While families all across the U.S. are being affected by the coronavirus pandemic, the losses “are more prevalent among the families of low-income and Hispanic adults,” according to the Urban Institute. As of early April, 41.5% of nonelderly adults had reported the loss of “jobs, work hours or work-related income” within their families, due to COVID-19.
One writer concludes: “We are all on different ships during this storm, experiencing a very different journey.”
And so it could be said of mothers—not only during COVID-19—although the range of experiences moms are having right now makes this a particularly poignant Mother’s Day.
4. Simply Put, Our Mothers Are Busier Than Ever
Emily Guy Birken, when she’s not writing about personal finance, is the mother of two young sons: “Part of my current exhaustion stems from the expansion of my role as President in Charge of Everything for the family. That’s usually the case, despite my efforts, but it’s made much bigger by the stay-at-home order.”
“For instance, I’m the one who keeps the homeschooling schedules,” says Guy Birken. “I’m setting reminder after reminder on my phone to make sure the kids get to their online read-alouds, teacher one-on-ones and class discussions. I’m also the repository of all the sign-on information for the myriad apps/programs for the kids’ homeschooling.” While her husband does assist, mom is the one holding the fort.

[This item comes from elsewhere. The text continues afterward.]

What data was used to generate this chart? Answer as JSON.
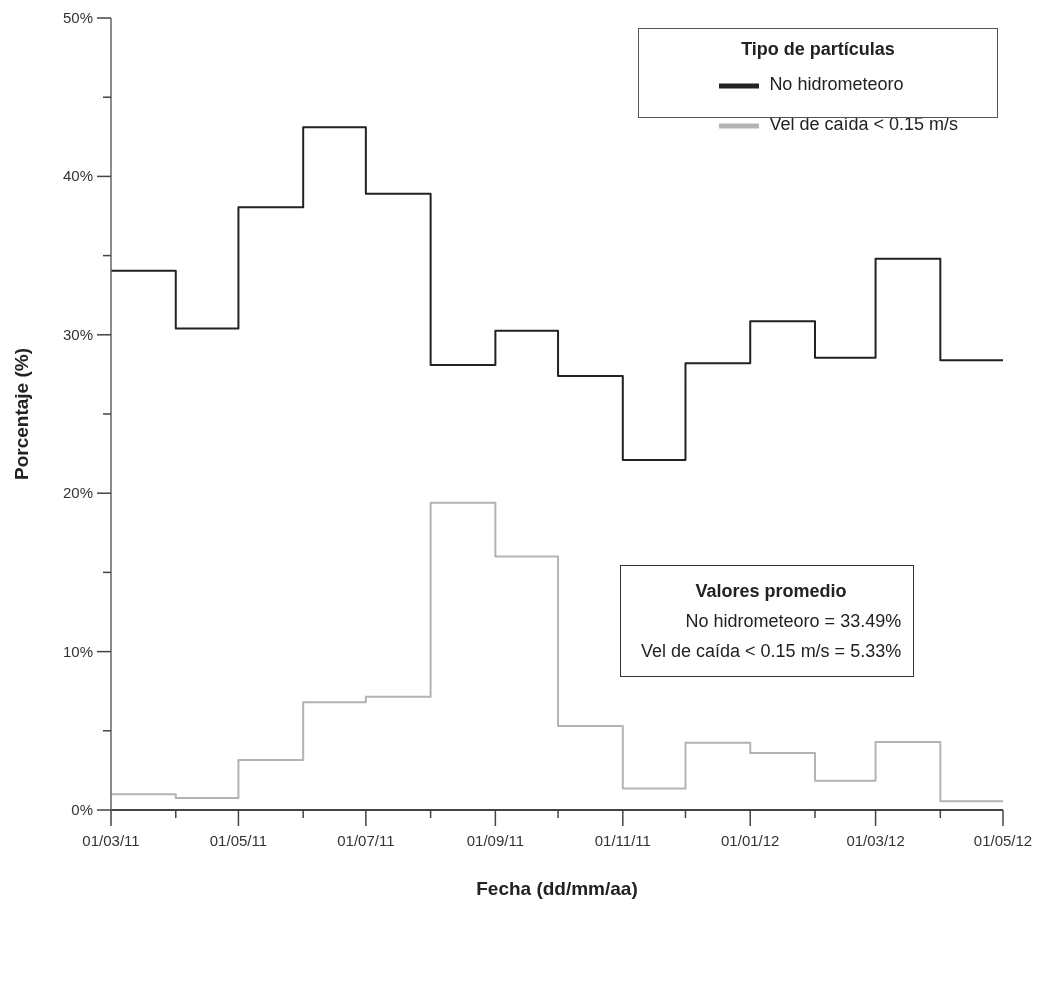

Rebecca Lake, work-at-home mom and blogger at Busy Mom Smart Mom, says, “The biggest struggle for moms who came home from work or who were stay-at-home moms and now have the kids home all day seems to be just figuring out how to get things done. The problem is that routines have been completely disrupted, so there’s this feeling of disorientation.”
“As a work-at-home mom who also home schools,” Lake says, “I can vouch that having a routine is critical to being productive and staying sane when the kids are home all day.” Taking the time for self-care also is important, because, as she says, “even the most perfect routine in the world won’t help if you’re stressed out, run down or overwhelmed.”

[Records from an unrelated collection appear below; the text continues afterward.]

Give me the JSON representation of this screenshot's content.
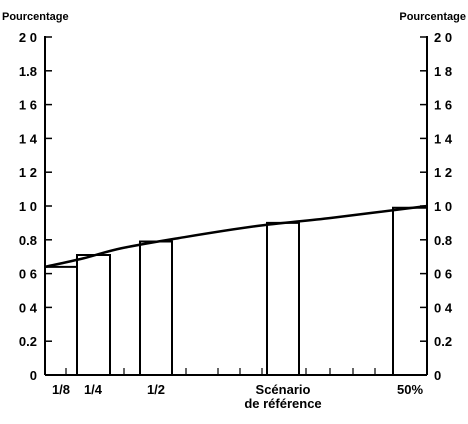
{
  "chart_data": {
    "type": "bar",
    "left_axis_title": "Pourcentage",
    "right_axis_title": "Pourcentage",
    "ylim": [
      0,
      2.0
    ],
    "y_ticks": [
      {
        "value": 0,
        "label": "0"
      },
      {
        "value": 0.2,
        "label": "0.2"
      },
      {
        "value": 0.4,
        "label": "0 4"
      },
      {
        "value": 0.6,
        "label": "0 6"
      },
      {
        "value": 0.8,
        "label": "0.8"
      },
      {
        "value": 1.0,
        "label": "1 0"
      },
      {
        "value": 1.2,
        "label": "1 2"
      },
      {
        "value": 1.4,
        "label": "1 4"
      },
      {
        "value": 1.6,
        "label": "1 6"
      },
      {
        "value": 1.8,
        "label": "1.8"
      },
      {
        "value": 2.0,
        "label": "2 0"
      }
    ],
    "y_ticks_right": [
      {
        "value": 0,
        "label": "0"
      },
      {
        "value": 0.2,
        "label": "0.2"
      },
      {
        "value": 0.4,
        "label": "0 4"
      },
      {
        "value": 0.6,
        "label": "0 6"
      },
      {
        "value": 0.8,
        "label": "0.8"
      },
      {
        "value": 1.0,
        "label": "1 0"
      },
      {
        "value": 1.2,
        "label": "1 2"
      },
      {
        "value": 1.4,
        "label": "1 4"
      },
      {
        "value": 1.6,
        "label": "1 6"
      },
      {
        "value": 1.8,
        "label": "1 8"
      },
      {
        "value": 2.0,
        "label": "2 0"
      }
    ],
    "categories": [
      "1/8",
      "1/4",
      "1/2",
      "Scénario de référence",
      "50%"
    ],
    "category_label_lines": [
      [
        "1/8"
      ],
      [
        "1/4"
      ],
      [
        "1/2"
      ],
      [
        "Scénario",
        "de référence"
      ],
      [
        "50%"
      ]
    ],
    "values": [
      0.64,
      0.71,
      0.79,
      0.9,
      0.99
    ],
    "curve": {
      "x": [
        0,
        0.1,
        0.2,
        0.35,
        0.55,
        0.75,
        1.0
      ],
      "y": [
        0.64,
        0.69,
        0.75,
        0.81,
        0.88,
        0.93,
        1.0
      ]
    },
    "grid": false,
    "legend": "none"
  }
}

Overwhelmed is a common quality of these confusing times, whether in reference to moms and other primary caregivers, first responders and essential workers or our government and community leaders. Give yourself permission to take a step back, take a few deep breaths and really be present to your situation: Hold on to what’s the same, reach out for what’s different and move ahead.
Within your family, have those difficult conversations about whatever hardships you’re facing—whether in your relationships or in your finances. No one is unaffected by this global public health and economic crisis and the systemic issues it’s quickly uncovering.
On Mother’s Day 2020, perhaps more than ever, our mothers deserve a great day of their own. If you have a mom, do your part this year—from whatever social distance is required.